The Payment Gateway sends a raw transaction payload:

{
  "user_id": "u8312",
  "amt": 150.00,
  "lat": 40.7128,
  "long": -74.0060,
  "category": "grocery_pos",
  "job": "systems_analyst"
}

Step 2: Real-Time Feature Enrichment

The API queries Redis to fetch dynamic context that isn't in the payload:

Query: ZCARD user:u8312:tx_history (Transactions in last 24h)
Result: 5 (Velocity)

Step 3: Preprocessing & Inference

The combined vector (Raw + Redis Features) is passed to the Pipeline:

Imputation: Handle missing values.
Encoding: category -> Weight of Evidence (Float).
Scaling: amt -> RobustScaler (centered/scaled).
Prediction: XGBoost outputs probability 0.982.

Step 4: Decision & Action

Threshold Check: 0.982 > 0.895 → FRAUD.
Shadow Mode Check: If enabled, return APPROVE but log [SHADOW_BLOCK].
Response:

{
  "status": "BLOCK",
  "risk_score": 0.982,
  "latency_ms": 35
}

4. Deployment Strategy

Shadow Deployment (Dark Launch)

To mitigate risk, new model versions are deployed in "Shadow Mode" before blocking real money.

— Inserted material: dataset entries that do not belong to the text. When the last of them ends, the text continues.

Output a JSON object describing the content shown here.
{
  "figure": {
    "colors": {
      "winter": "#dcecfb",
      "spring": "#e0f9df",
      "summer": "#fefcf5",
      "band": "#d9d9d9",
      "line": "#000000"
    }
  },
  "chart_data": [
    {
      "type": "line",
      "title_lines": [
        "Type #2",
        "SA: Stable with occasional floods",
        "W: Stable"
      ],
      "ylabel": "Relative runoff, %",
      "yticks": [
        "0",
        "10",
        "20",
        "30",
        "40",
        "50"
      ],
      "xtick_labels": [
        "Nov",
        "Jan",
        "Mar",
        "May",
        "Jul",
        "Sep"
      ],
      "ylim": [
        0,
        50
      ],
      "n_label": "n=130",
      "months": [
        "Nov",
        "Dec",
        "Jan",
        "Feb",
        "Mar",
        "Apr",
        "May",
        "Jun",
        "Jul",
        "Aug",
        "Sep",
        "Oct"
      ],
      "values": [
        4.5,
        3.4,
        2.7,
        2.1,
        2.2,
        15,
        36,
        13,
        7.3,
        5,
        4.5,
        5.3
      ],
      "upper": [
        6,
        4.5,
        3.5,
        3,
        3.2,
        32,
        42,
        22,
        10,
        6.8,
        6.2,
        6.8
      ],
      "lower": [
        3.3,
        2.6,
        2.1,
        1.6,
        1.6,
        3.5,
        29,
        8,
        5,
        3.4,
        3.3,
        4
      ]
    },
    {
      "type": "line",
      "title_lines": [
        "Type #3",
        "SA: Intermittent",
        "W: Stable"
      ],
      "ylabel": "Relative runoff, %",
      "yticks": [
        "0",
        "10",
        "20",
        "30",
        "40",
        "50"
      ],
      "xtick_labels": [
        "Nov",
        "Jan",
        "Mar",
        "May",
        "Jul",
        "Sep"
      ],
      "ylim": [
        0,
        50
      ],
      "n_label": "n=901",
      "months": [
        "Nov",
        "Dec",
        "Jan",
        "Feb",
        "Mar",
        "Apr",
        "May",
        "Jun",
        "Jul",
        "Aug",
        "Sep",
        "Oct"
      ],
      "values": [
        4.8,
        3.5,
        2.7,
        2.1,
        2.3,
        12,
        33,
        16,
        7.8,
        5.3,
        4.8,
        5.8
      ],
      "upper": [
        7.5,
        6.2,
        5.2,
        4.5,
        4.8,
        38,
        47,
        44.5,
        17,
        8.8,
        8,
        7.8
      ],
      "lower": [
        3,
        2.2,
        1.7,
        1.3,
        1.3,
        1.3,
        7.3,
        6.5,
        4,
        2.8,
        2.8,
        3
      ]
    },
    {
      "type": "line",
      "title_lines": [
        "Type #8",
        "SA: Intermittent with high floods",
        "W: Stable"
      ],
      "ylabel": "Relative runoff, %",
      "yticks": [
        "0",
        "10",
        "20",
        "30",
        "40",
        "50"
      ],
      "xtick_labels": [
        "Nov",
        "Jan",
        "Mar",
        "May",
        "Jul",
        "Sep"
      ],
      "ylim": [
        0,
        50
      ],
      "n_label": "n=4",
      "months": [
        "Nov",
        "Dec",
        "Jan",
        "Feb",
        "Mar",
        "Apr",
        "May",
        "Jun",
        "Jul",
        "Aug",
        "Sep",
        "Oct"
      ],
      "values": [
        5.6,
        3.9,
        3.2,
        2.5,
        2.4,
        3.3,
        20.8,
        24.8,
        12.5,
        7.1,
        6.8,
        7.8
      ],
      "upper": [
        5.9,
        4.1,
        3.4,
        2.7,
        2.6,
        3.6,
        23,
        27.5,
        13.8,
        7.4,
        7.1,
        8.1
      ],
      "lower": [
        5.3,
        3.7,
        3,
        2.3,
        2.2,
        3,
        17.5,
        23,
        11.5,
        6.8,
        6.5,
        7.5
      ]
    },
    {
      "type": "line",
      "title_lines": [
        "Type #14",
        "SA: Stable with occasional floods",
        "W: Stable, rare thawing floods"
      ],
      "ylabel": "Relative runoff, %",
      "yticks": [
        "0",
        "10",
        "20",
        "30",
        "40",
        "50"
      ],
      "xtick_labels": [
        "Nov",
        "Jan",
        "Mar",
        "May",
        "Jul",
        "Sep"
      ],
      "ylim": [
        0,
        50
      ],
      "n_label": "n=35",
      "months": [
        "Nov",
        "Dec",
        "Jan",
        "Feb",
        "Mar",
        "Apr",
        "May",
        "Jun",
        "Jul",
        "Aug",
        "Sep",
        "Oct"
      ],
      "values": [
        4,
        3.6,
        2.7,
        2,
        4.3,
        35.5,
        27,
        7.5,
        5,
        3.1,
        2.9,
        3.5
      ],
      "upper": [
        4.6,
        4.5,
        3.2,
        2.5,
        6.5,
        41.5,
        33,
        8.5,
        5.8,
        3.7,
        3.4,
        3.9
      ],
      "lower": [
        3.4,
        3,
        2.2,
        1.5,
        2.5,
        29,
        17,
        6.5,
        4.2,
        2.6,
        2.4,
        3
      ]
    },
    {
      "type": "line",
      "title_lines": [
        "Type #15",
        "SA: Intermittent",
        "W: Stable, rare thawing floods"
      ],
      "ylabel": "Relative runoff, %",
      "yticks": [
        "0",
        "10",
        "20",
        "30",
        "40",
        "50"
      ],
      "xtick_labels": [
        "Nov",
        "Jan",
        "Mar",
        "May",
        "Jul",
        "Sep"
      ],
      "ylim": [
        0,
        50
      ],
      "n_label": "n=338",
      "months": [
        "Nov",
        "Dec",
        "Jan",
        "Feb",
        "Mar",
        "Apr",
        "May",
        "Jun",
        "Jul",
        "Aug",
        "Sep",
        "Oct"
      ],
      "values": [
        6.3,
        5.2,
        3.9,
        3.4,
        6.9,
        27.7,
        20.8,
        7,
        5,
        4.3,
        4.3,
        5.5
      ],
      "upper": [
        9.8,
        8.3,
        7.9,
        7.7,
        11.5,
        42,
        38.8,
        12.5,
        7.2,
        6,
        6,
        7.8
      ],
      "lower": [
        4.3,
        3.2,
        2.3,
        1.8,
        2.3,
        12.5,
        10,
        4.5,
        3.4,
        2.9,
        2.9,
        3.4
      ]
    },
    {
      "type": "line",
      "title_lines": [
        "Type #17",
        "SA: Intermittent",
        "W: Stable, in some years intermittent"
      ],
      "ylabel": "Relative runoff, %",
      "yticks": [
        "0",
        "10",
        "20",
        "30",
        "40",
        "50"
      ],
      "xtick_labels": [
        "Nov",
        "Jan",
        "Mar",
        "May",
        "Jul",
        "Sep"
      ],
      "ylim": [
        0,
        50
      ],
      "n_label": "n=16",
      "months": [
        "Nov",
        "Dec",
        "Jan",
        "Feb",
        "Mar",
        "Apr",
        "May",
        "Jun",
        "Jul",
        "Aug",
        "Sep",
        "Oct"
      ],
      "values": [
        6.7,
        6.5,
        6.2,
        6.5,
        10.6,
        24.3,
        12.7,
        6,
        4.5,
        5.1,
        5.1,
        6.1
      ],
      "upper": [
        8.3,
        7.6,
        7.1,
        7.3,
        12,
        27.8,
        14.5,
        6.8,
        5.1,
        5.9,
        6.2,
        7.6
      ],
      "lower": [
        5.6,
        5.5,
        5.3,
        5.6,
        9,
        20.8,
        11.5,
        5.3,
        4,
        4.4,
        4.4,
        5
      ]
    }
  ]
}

Deploy: Version v2 is deployed to production.
Listen: It receives 100% of traffic but has no write permissions (cannot decline cards).
Compare: We compare v2's "Virtual Blocks" against the v1 "Actual Blocks" and customer complaints.
Promote: If Precision > 95% and complaints == 0, toggle Shadow Mode OFF.

5. Technology Stack

Component	Technology	Rationale
Language	Python 3.10+	Standard for ML ecosystem.
**Package Manager	astral-uv	An extremely fast Python package and project manager
API Framework	FastAPI	Async native, high performance, auto-documentation.
Model	XGBoost	Best-in-class for tabular fraud data.
Feature Store	Redis	Sub-millisecond latency for sliding windows.
Container	Docker	Reproducible environments.
Orchestration	Docker Compose	Local development and testing.
Tracking	MLflow	Experiment management and artifact versioning.
Frontend	Streamlit	Rapid prototyping of analyst dashboards.